I’m between flights right now as I head back to Long Island for a family wedding, while just coming off a wonderful couple of days in Dublin at the ILTA’s 25th EdTech conference. Both Maren Deepwell and Sheila MacNeill do a better job than I ever couple summarizing the keynotes, conference vibe, and all around goodness that the good folks at ILTA provided.I think it is a tall order to top Irish humor, conviviality, and poetic turn of phrase—and this conference had all three in spades. A++++++ Would highly recommend 🙂
But more than anything, it was carrying the torch of an ethos around open education that seems to be flickering in many corners of the web. With the rumours of significant funding cuts in the OER world in favor of a wholesale investment in AI, this conference felt like bastion of hope and resistance. To that end, Professor Felicitas Macgilchrist’s keynote on day 2 was the galvanizing call for resistance through fragility and hope. A literal call for edtechs to rise for their symbolic sewers 🙂

CHUD: Emerging from the basement
I loved it, and not only cause I was giving a talk highlighting edtechs (of a sort) rising from their sewers illustrated by the above screenshot from the C.H.U.D. (1984) poster. In fact, it’s been a while since I presented something that felt truly fresh and I could feel that old energy coming through—it was exhilerating. The lattice of connections that MacGilchrist’s presentation provided in relationship to fragility and shared discontent provided a much needed space for alternatives—an unscripted future that is not pre-determined by the machine.

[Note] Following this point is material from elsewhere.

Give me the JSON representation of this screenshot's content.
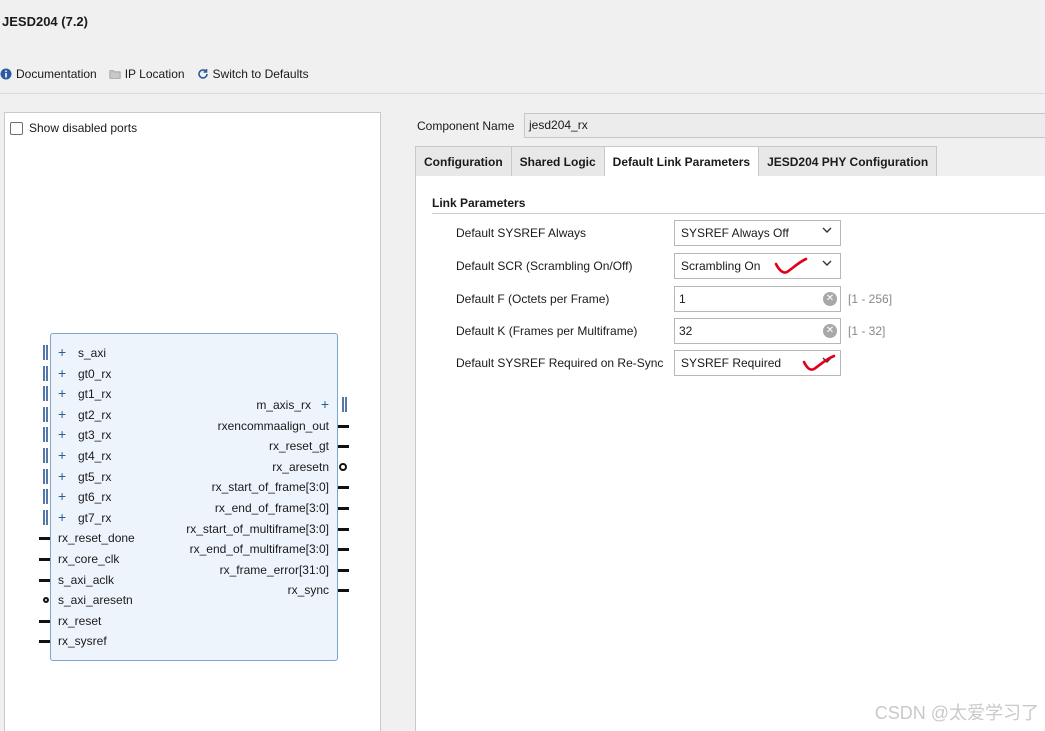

bava.studio is all about trying to build an alternative to my own discontent with the web, and the good folks at ILTA seemed to relate. Maybe Sting was right, there may just be a hundred billion bottles washed up on the shore. So I’ll send my SOS to the world.
These are the ideas I crave and the energy I need to carry on. I’ll continue to toil away in the symbolic sewers of retro edtech remaining cognizant of that the infrastructures of feeling is the only hope to change the world.